Zawsze powtarzałam, żeby poznać prawdziwą Turcję trzeba wyjść poza metropolie takie jak Stambuł, Ankara czy Izmir. Raz do roku zapuszczam się wraz z rodziną w zakamarki Anatolii, środkowej części Turcji gdzie mieszka rodzina mego męża. Zwiedzamy większe i mniejsze miasta i wioski. Odwiedzamy znajomych mieszkających w luksusowych apartamentach i glinianych domach powstawych w jedną noc, zgodnie z ich nazwą gecekondu. Mieszkańcy Anatolii to ludzie wyznaczający teraz kierunnek Turcji  i decydujący w którą stronę zwrócone zostaną stery. Nie będę jednak zagłębiała się w politykę ponieważ nie jej poświęcony jest ten blog. Ja zajmę się kulturą, sztuką i tradycją tego pięknego kraju.

Wczoraj zwiedziliśmy małe miasteczko o nazwie Tokat położone na północ od Sivasu. Miasteczko równie konserwatywne jak Sivas a może nawet trochę bardziej. Przejeżdżając przez Tokat miałam wrażenie że to jedna duługa ulica przelotowa do Samsunu okazało się jednak inaczej. Miasteczko położone jest w niecce dookoła otoczone wzniesieniami.

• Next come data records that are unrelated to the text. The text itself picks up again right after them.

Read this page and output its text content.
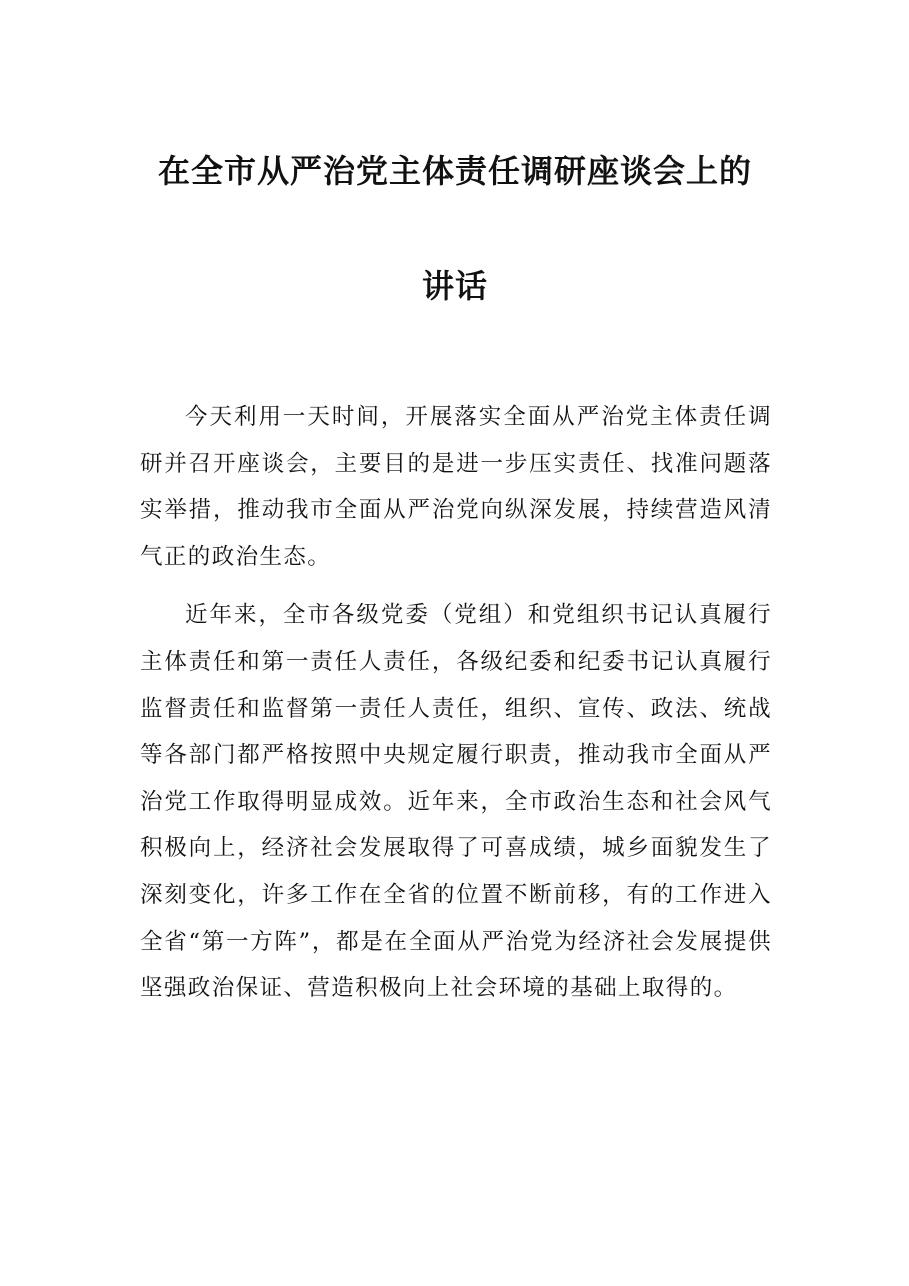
在全市从严治党主体责任调研座谈会上的
讲话

今天利用一天时间，开展落实全面从严治党主体责任调研并召开座谈会，主要目的是进一步压实责任、找准问题落实举措，推动我市全面从严治党向纵深发展，持续营造风清气正的政治生态。

近年来，全市各级党委（党组）和党组织书记认真履行主体责任和第一责任人责任，各级纪委和纪委书记认真履行监督责任和监督第一责任人责任，组织、宣传、政法、统战等各部门都严格按照中央规定履行职责，推动我市全面从严治党工作取得明显成效。近年来，全市政治生态和社会风气积极向上，经济社会发展取得了可喜成绩，城乡面貌发生了深刻变化，许多工作在全省的位置不断前移，有的工作进入全省“第一方阵”，都是在全面从严治党为经济社会发展提供坚强政治保证、营造积极向上社会环境的基础上取得的。
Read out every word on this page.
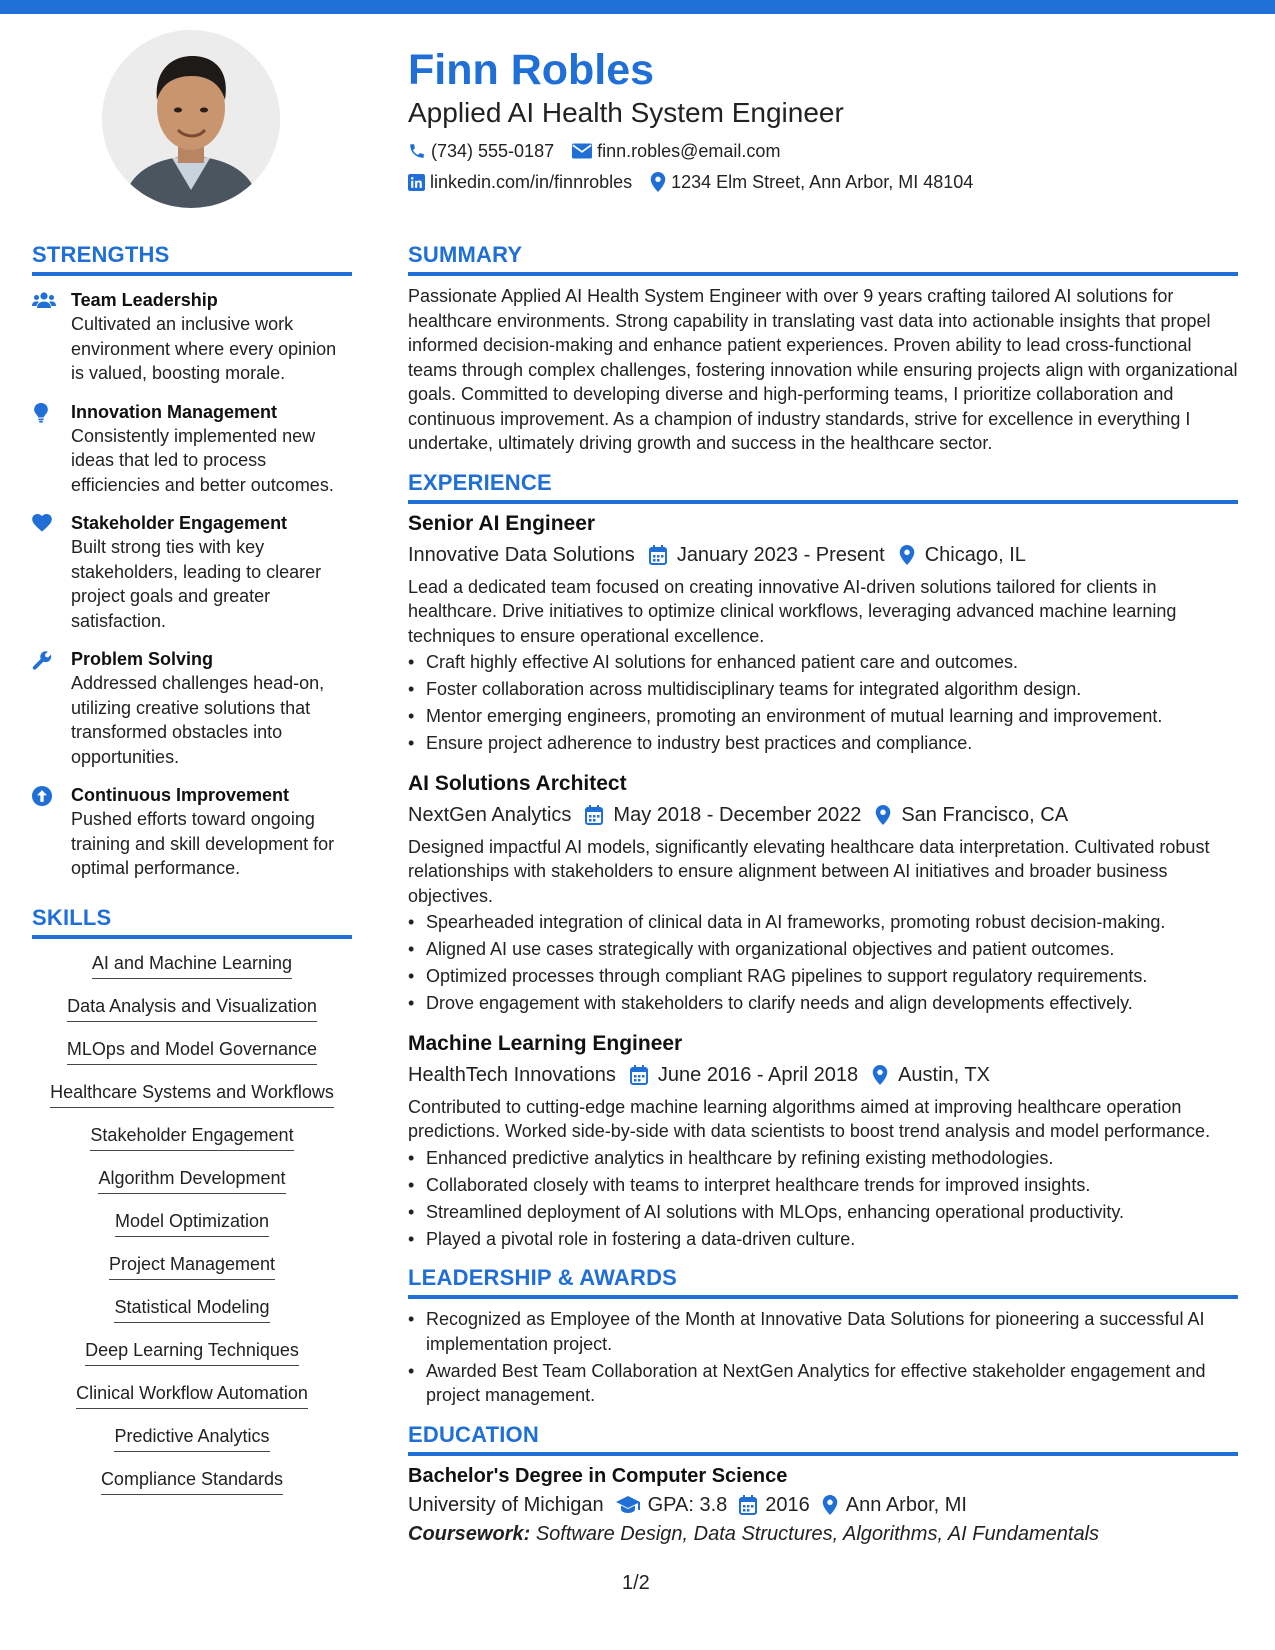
Finn Robles
Applied AI Health System Engineer
(734) 555-0187 finn.robles@email.com
linkedin.com/in/finnrobles 1234 Elm Street, Ann Arbor, MI 48104
STRENGTHS
Team Leadership
Cultivated an inclusive work environment where every opinion is valued, boosting morale.
Innovation Management
Consistently implemented new ideas that led to process efficiencies and better outcomes.
Stakeholder Engagement
Built strong ties with key stakeholders, leading to clearer project goals and greater satisfaction.
Problem Solving
Addressed challenges head-on, utilizing creative solutions that transformed obstacles into opportunities.
Continuous Improvement
Pushed efforts toward ongoing training and skill development for optimal performance.
SKILLS
AI and Machine Learning
Data Analysis and Visualization
MLOps and Model Governance
Healthcare Systems and Workflows
Stakeholder Engagement
Algorithm Development
Model Optimization
Project Management
Statistical Modeling
Deep Learning Techniques
Clinical Workflow Automation
Predictive Analytics
Compliance Standards
SUMMARY
Passionate Applied AI Health System Engineer with over 9 years crafting tailored AI solutions for healthcare environments. Strong capability in translating vast data into actionable insights that propel informed decision-making and enhance patient experiences. Proven ability to lead cross-functional teams through complex challenges, fostering innovation while ensuring projects align with organizational goals. Committed to developing diverse and high-performing teams, I prioritize collaboration and continuous improvement. As a champion of industry standards, strive for excellence in everything I undertake, ultimately driving growth and success in the healthcare sector.
EXPERIENCE
Senior AI Engineer
Innovative Data Solutions January 2023 - Present Chicago, IL
Lead a dedicated team focused on creating innovative AI-driven solutions tailored for clients in healthcare. Drive initiatives to optimize clinical workflows, leveraging advanced machine learning techniques to ensure operational excellence.
• Craft highly effective AI solutions for enhanced patient care and outcomes.
• Foster collaboration across multidisciplinary teams for integrated algorithm design.
• Mentor emerging engineers, promoting an environment of mutual learning and improvement.
• Ensure project adherence to industry best practices and compliance.
AI Solutions Architect
NextGen Analytics May 2018 - December 2022 San Francisco, CA
Designed impactful AI models, significantly elevating healthcare data interpretation. Cultivated robust relationships with stakeholders to ensure alignment between AI initiatives and broader business objectives.
• Spearheaded integration of clinical data in AI frameworks, promoting robust decision-making.
• Aligned AI use cases strategically with organizational objectives and patient outcomes.
• Optimized processes through compliant RAG pipelines to support regulatory requirements.
• Drove engagement with stakeholders to clarify needs and align developments effectively.
Machine Learning Engineer
HealthTech Innovations June 2016 - April 2018 Austin, TX
Contributed to cutting-edge machine learning algorithms aimed at improving healthcare operation predictions. Worked side-by-side with data scientists to boost trend analysis and model performance.
• Enhanced predictive analytics in healthcare by refining existing methodologies.
• Collaborated closely with teams to interpret healthcare trends for improved insights.
• Streamlined deployment of AI solutions with MLOps, enhancing operational productivity.
• Played a pivotal role in fostering a data-driven culture.
LEADERSHIP & AWARDS
• Recognized as Employee of the Month at Innovative Data Solutions for pioneering a successful AI implementation project.
• Awarded Best Team Collaboration at NextGen Analytics for effective stakeholder engagement and project management.
EDUCATION
Bachelor's Degree in Computer Science
University of Michigan GPA: 3.8 2016 Ann Arbor, MI
Coursework: Software Design, Data Structures, Algorithms, AI Fundamentals
1/2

W Tokacie mieszka dalsza rodzina mego męża, którą oczywiście odwiedziliśmy. Zostaliśmy tam ugoszczeni `popisową` potrawą tamtego regionu Tokat kebabı czyli kebab z Tokatu. Kebab, który my jedliśmy nie został przyrządzony przez gospodynię a zamówiony w specjalnej kebabçı czyli restauracji specjalizującej się w różnego rodzaju potrawach mięsnych. Kebab ten to warzywa i mięso pieczone na specjalnym palenistu zwanym ocak. W następnych postach postaram się Wam pokazać jak wygląda taki właśnie ocak i w jaki sposób przygotowuje się na nim potrawy. Mięso, którego używa się do zrobienia tego kebaba to jagnięcina lub baranina, przed pieczeniem specjalnie zamarynowana, warzywa to bakłażan, papryka, pokrojone w plastry ziemniaki, pomidowy i całe główki czosnku. Upieczone produkty układa się na specjalnej tacy i serwuje razem z lawaszem specjalnym tureckim chlebem. Przepis na lawasz znajdziecie tu. Co do smaku kebabu muszę przyznać że nie przypadł mi do gustu ale jeśli ktoś lubi mięso z warzywami bez jakichkolwiek przypraw będzie nim zachwycony. Nasz kebab był za bardzo przypieczony, prawie spalony, chyba dlatego mi nie smakował.


Potem był turecki czaj, orzeszki i przemiłe rozmowy.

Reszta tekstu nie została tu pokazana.